There is a theory out there that although Trump’s uber-enforcement policies might be doomed to long-term failure, he is “succeeding” in another, much more damaging, way. By attacking the safety net, government, education, science, the environment, worker safety, and the rule of law while spreading racism, xenophobia, divisiveness, and maximizing income inequality, Trump has finally succeeded in making the U.S. a less desirable place for “immigrants with choices” to live. 

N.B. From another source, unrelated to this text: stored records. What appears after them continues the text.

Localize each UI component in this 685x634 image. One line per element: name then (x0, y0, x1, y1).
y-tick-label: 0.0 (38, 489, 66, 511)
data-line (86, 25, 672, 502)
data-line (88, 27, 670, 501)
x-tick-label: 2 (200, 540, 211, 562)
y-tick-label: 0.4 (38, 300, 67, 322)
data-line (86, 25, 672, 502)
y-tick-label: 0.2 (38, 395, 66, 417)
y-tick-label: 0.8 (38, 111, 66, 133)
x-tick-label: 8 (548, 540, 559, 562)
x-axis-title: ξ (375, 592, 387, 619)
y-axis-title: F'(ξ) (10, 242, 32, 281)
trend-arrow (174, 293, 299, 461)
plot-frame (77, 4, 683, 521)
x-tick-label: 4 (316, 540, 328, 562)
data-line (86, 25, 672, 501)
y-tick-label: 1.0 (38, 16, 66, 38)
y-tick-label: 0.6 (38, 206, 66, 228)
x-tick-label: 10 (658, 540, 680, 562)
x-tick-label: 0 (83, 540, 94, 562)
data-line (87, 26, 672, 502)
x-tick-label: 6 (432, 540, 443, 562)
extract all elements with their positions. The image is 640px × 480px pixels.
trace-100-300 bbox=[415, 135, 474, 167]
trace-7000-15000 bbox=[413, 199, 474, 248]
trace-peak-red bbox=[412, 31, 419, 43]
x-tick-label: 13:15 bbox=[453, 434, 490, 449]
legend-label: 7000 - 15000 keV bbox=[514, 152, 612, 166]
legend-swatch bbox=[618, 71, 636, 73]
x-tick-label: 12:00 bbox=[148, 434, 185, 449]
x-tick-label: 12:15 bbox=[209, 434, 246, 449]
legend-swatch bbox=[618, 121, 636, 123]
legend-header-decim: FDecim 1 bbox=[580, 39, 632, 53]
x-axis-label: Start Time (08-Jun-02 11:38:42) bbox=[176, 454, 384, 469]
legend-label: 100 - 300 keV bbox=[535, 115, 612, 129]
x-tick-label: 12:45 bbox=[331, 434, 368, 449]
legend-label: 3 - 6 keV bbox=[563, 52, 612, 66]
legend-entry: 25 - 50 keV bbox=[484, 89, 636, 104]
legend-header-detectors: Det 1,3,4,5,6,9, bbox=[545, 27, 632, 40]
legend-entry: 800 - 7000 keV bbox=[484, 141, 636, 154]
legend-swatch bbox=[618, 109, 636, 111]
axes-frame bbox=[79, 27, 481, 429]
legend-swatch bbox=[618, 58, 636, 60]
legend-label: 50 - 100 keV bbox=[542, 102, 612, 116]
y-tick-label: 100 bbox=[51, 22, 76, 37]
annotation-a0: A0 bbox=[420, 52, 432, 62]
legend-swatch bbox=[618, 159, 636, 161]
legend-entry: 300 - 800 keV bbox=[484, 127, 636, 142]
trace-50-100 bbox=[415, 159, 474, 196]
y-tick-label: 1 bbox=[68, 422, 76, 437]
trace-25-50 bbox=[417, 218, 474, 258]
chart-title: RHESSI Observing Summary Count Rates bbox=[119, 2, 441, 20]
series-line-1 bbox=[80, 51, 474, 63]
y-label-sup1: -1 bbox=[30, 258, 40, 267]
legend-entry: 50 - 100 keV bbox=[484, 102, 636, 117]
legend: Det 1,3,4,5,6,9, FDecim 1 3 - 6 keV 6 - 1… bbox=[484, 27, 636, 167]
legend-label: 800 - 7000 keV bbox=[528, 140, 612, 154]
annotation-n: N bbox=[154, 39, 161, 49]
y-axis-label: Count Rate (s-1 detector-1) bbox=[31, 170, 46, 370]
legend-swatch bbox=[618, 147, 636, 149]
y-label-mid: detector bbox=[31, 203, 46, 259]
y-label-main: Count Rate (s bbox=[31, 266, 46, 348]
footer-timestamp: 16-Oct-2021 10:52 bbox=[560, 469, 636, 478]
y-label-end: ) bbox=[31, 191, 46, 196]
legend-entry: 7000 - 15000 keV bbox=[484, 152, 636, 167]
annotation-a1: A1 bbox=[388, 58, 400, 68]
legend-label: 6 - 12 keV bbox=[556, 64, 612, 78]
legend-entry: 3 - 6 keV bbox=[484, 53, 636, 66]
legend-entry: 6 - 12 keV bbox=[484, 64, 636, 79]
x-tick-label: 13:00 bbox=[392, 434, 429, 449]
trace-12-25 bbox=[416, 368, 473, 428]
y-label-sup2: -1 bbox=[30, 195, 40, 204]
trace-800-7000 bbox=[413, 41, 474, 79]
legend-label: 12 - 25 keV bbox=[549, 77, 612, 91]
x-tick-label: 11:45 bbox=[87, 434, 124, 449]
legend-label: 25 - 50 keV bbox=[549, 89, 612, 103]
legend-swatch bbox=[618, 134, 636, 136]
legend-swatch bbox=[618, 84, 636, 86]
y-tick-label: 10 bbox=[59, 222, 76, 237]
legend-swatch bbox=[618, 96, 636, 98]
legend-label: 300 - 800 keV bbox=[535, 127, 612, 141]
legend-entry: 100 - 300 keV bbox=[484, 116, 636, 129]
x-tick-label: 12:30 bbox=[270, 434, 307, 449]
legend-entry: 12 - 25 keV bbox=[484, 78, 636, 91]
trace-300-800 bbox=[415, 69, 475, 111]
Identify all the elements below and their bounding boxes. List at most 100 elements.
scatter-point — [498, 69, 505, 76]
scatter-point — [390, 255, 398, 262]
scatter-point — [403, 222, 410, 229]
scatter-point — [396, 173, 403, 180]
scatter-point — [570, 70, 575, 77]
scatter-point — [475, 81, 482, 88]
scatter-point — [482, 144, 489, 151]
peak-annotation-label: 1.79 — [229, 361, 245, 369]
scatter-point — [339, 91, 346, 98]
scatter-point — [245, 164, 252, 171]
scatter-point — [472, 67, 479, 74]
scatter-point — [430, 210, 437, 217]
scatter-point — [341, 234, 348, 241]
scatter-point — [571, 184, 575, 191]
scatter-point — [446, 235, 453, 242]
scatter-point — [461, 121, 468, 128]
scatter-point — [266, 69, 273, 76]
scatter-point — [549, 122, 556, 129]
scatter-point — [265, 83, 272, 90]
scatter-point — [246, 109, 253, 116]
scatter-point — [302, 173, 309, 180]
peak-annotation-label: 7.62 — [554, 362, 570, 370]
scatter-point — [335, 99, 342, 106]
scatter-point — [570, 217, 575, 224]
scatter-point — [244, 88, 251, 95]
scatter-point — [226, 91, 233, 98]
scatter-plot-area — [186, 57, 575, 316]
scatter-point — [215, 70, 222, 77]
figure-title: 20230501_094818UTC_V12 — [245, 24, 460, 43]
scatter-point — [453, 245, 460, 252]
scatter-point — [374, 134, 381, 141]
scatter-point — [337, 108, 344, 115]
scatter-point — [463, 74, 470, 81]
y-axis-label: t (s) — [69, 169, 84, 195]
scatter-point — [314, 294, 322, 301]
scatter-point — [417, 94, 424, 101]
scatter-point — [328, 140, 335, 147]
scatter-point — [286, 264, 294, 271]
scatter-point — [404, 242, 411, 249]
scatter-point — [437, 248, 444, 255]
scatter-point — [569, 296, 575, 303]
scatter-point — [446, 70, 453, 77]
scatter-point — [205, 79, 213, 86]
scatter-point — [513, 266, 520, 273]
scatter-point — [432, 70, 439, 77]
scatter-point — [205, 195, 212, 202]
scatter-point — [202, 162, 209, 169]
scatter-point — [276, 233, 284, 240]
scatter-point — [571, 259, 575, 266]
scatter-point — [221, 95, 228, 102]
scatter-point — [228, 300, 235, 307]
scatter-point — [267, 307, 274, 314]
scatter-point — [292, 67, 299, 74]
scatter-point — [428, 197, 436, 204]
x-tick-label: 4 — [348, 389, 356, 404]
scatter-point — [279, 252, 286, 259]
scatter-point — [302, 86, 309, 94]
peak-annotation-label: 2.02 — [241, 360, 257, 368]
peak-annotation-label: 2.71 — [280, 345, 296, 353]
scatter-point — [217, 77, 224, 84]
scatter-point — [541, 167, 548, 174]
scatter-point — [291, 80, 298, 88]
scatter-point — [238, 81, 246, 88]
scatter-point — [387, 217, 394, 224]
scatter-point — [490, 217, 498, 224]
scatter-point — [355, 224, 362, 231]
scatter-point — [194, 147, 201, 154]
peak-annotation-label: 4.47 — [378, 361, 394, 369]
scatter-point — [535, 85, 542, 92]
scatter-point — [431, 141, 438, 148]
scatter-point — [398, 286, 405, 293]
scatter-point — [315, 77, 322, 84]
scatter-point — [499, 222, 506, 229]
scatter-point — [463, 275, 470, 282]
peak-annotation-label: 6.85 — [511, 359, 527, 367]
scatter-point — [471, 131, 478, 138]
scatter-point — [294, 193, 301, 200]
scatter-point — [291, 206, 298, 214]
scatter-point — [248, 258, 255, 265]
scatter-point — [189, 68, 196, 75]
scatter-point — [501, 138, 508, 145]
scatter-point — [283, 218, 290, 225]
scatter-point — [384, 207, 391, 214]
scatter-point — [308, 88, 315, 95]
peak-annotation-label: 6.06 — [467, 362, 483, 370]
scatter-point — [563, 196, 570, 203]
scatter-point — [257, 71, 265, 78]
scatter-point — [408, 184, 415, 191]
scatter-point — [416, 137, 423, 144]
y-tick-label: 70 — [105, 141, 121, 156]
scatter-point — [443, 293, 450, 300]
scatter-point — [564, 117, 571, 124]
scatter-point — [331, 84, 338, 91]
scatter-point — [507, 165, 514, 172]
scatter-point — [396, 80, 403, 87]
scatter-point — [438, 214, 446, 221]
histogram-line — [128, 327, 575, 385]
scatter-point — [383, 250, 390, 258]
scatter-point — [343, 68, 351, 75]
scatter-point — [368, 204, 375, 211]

As Bill Gelfeld wrote recently in International Policy Digest:

This pandemic has laid bare national weaknesses, and these weaknesses will have not gone unnoticed by potential and future migrants. Where they have a choice, and many skilled and even unskilled migrants do indeed have a choice, they will increasingly opt for those locales that have figured out universal health care, pandemic and crisis response, and unified national action, and these are the nations that now stand to gain from this migratory boon. https://apple.news/AiY6v3tN0SU6ES08RMUe29g

In the “post-pandemic world economy,” as our birthrate continues to go down and we need immigrants to fuel continued economic growth, the U.S. might well find itself losing the international competition for immigrants, particularly those we most want to attract. 

The latter is likely if we give in to the restrictionist demand that we cut legal immigration. That simply forces more immigrants into the “extralegal market.” “Immigrants with choices” are more likely to choose destinations where they can live legally, integrate into society, and fully utilize their skills over a destination that forces them to live underground.